Christian Science Monitor, MA
Jan 30 2007
A family confronts a time of madness
An Armenian author re-creates memories of the ordeal of her people.
By Yvonne Zipp
Say the word "genocide," and anybody not currently running Iran will
immediately think of the Jewish Holocaust. Cambodia, Rwanda, and
Bosnia might also come to mind. But say Armenia and in the United
States even highly educated people may draw a blank.
Antonia Arslan has taken steps to rectify that situation. Those who
read her unsparing debut novel, Skylark Farm, will never forget the
events of 1914-1918, when more than 1 million Armenians living in
what is now Turkey were massacred in what is widely regarded by the
international community as a genocide.
Arslan’s family was among that number. Her book is classified as
fiction because she uses the structure of a novel to re-create events
that occurred before she was born, but not because she is inventing
them. In "Skylark," the Italian professor of literature has woven her
family’s "obscure memories" together with research, including
interviews with survivors and her own imagination to tell the story
of how three young nieces and one nephew escaped the genocide and
made it safely to their uncle in Italy.
The Arslans were a prosperous family living in the hills of Anatolia.
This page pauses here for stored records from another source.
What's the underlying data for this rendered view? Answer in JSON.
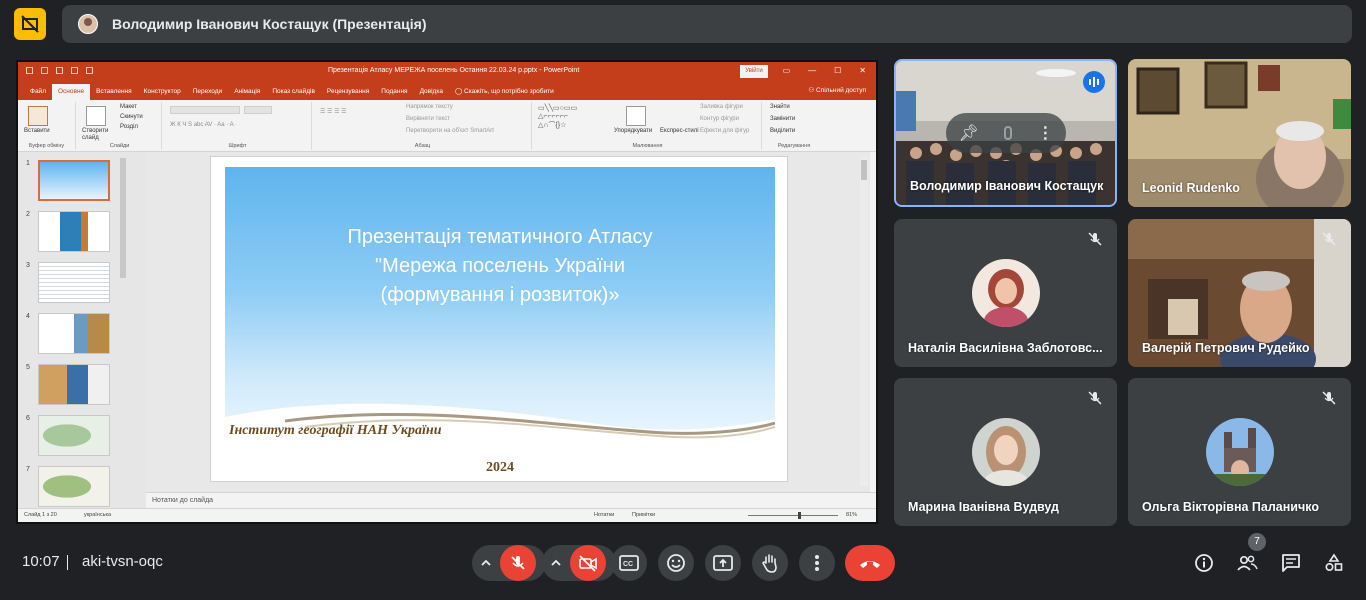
{
  "meeting": {
    "presenter_title": "Володимир Іванович Костащук (Презентація)",
    "time": "10:07",
    "code": "aki-tvsn-oqc",
    "participants_count": "7"
  },
  "ppt": {
    "doc_title": "Презентація Атласу МЕРЕЖА поселень Остання 22.03.24 р.pptx  -  PowerPoint",
    "login_label": "Увійти",
    "tabs": [
      "Файл",
      "Основне",
      "Вставлення",
      "Конструктор",
      "Переходи",
      "Анімація",
      "Показ слайдів",
      "Рецензування",
      "Подання",
      "Довідка"
    ],
    "tell_me": "Скажіть, що потрібно зробити",
    "share": "Спільний доступ",
    "ribbon": {
      "paste": "Вставити",
      "new_slide": "Створити слайд",
      "layout": "Макет",
      "reset": "Скинути",
      "section": "Розділ",
      "text_direction": "Напрямок тексту",
      "align_text": "Вирівняти текст",
      "smartart": "Перетворити на об'єкт SmartArt",
      "arrange": "Упорядкувати",
      "quick_styles": "Експрес-стилі",
      "shape_fill": "Заливка фігури",
      "shape_outline": "Контур фігури",
      "shape_effects": "Ефекти для фігур",
      "find": "Знайти",
      "replace": "Замінити",
      "select": "Виділити",
      "group_clipboard": "Буфер обміну",
      "group_slides": "Слайди",
      "group_font": "Шрифт",
      "group_paragraph": "Абзац",
      "group_drawing": "Малювання",
      "group_editing": "Редагування"
    },
    "thumb_numbers": [
      "1",
      "2",
      "3",
      "4",
      "5",
      "6",
      "7"
    ],
    "slide": {
      "title_line1": "Презентація тематичного Атласу",
      "title_line2": "\"Мережа поселень України",
      "title_line3": "(формування і розвиток)»",
      "institute": "Інститут географії НАН України",
      "year": "2024"
    },
    "notes_placeholder": "Нотатки до слайда",
    "status": {
      "slide_info": "Слайд 1 з 20",
      "language": "українська",
      "notes": "Нотатки",
      "comments": "Примітки",
      "zoom": "81%"
    }
  },
  "tiles": [
    {
      "name": "Володимир Іванович Костащук",
      "state": "speaking"
    },
    {
      "name": "Leonid Rudenko",
      "state": "camera"
    },
    {
      "name": "Наталія Василівна Заблотовс...",
      "state": "muted"
    },
    {
      "name": "Валерій Петрович Рудейко",
      "state": "muted"
    },
    {
      "name": "Марина Іванівна Вудвуд",
      "state": "muted"
    },
    {
      "name": "Ольга Вікторівна Паланичко",
      "state": "muted"
    }
  ],
  "icons": {
    "present_indicator": "presentation-off-icon",
    "mic": "mic-off-icon",
    "camera": "camera-off-icon",
    "captions": "captions-icon",
    "emoji": "emoji-icon",
    "present": "present-screen-icon",
    "hand": "raise-hand-icon",
    "more": "more-vert-icon",
    "hangup": "call-end-icon",
    "info": "info-icon",
    "people": "people-icon",
    "chat": "chat-icon",
    "activities": "activities-icon"
  },
  "colors": {
    "accent_yellow": "#fbbc04",
    "ppt_red": "#c43e1c",
    "danger_red": "#ea4335",
    "speaking_blue": "#8ab4f8"
  }
}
In 1914, family patriarch Sempad awaits the return of his older
brother, Yerwant, who had gone to Italy as a teenager to study. Both
men engage in elaborate preparations: Yerwant buys a red Isotta
Fraschinni with a silver monogram, so that he can travel in style,
loading it with gold and silver trinkets for everyone in the family.
Sempad, meanwhile, renovates Skylark Farm, the family’s country
house. He orders a stained-glass window from Great Britain, lawn
furniture from Austria, and has the ground dug for a tennis lawn.
But instead of the long-cherished family reunion, World War I begins.
A few weeks before Yerwant and his family are to leave for Anatolia,
Italy closes its borders. Yerwant desperately tries to get
information about his family, not knowing that a campaign to destroy
the Armenian minority had begun in April, and that by May, Sempad’s
tennis lawn had become a mass grave.
In the first part of the novel, Arslan introduces all the members of
the family, laying out who will survive and who will not. The
language in Part 1 can, understandably enough, veer into the
overwrought, and Arslan indulges in a few too many prophetic dreams.
The human warnings that Sempad and his family ignore are
heartbreaking enough, without throwing in green angels and deathbed
prophecies. Also understandably, Arslan tends to have Turkish
characters spout overripe dialogue rather than engage in a precise
examination of the banality of evil. One exception: in a chilling
scene, the Interior Minister Talat Pasha, in a secret meeting, orders
the roundup of Armenian males and then goes off to play backgammon
with Armenian poet Krikor Zohrab. "He’s always right on time, a real
gentleman," Pasha remarks to his aide.
But once the massacre at Skylark Farm occurs – in a powerfully
unflinching scene – the narrative takes hold and Arslan’s writing
surges to meet her material. All the Armenian women, children, and
the elderly are rounded up and forcibly evacuated from the city. They
leave in loaded carriages, but are set on by Kurdish bandits
operating on orders from the Turkish zeptiahs. Those who survive are
forced to march, starving, all the way to Aleppo, where they will be
deported to the desert. No one is allowed to give them food; there is
a law that makes helping any Armenian punishable by death. (Arslan is
careful to mention the brave people, such as the holy leader of
Konya, who defied that order.)
At this point, the race to save the surviving Arslan children takes
on an inexorable momentum. Their unlikely saviors include a Turkish
beggar, a Greek wailer (a professional mourner) and the wife of a
French consul. As they march, Shushanig, the mother, and Azniv, her
second-oldest daughter, do everything to keep the children alive.
(Shushanig only has one son left, her toddler, Nubar. All the men and
boys in their city were murdered. Someone put little Nubar in a dress
as a joke that saved his life.) Azniv’s heroism is all the more
poignant because she could have fled to Paris with a Turkish soldier
who was in love with her.
The strength of the tale is striking: By page 23 readers know what
the outcome will be and yet it’s impossible to stop reading. "Skylark
Farm" operates like "Schindler’s List"; it’s a story of hope that
makes it easier for us to confront the horror of what happens when
evil is allowed to run unchecked.
– Yvonne Zipp regularly reviews fiction for the Monitor.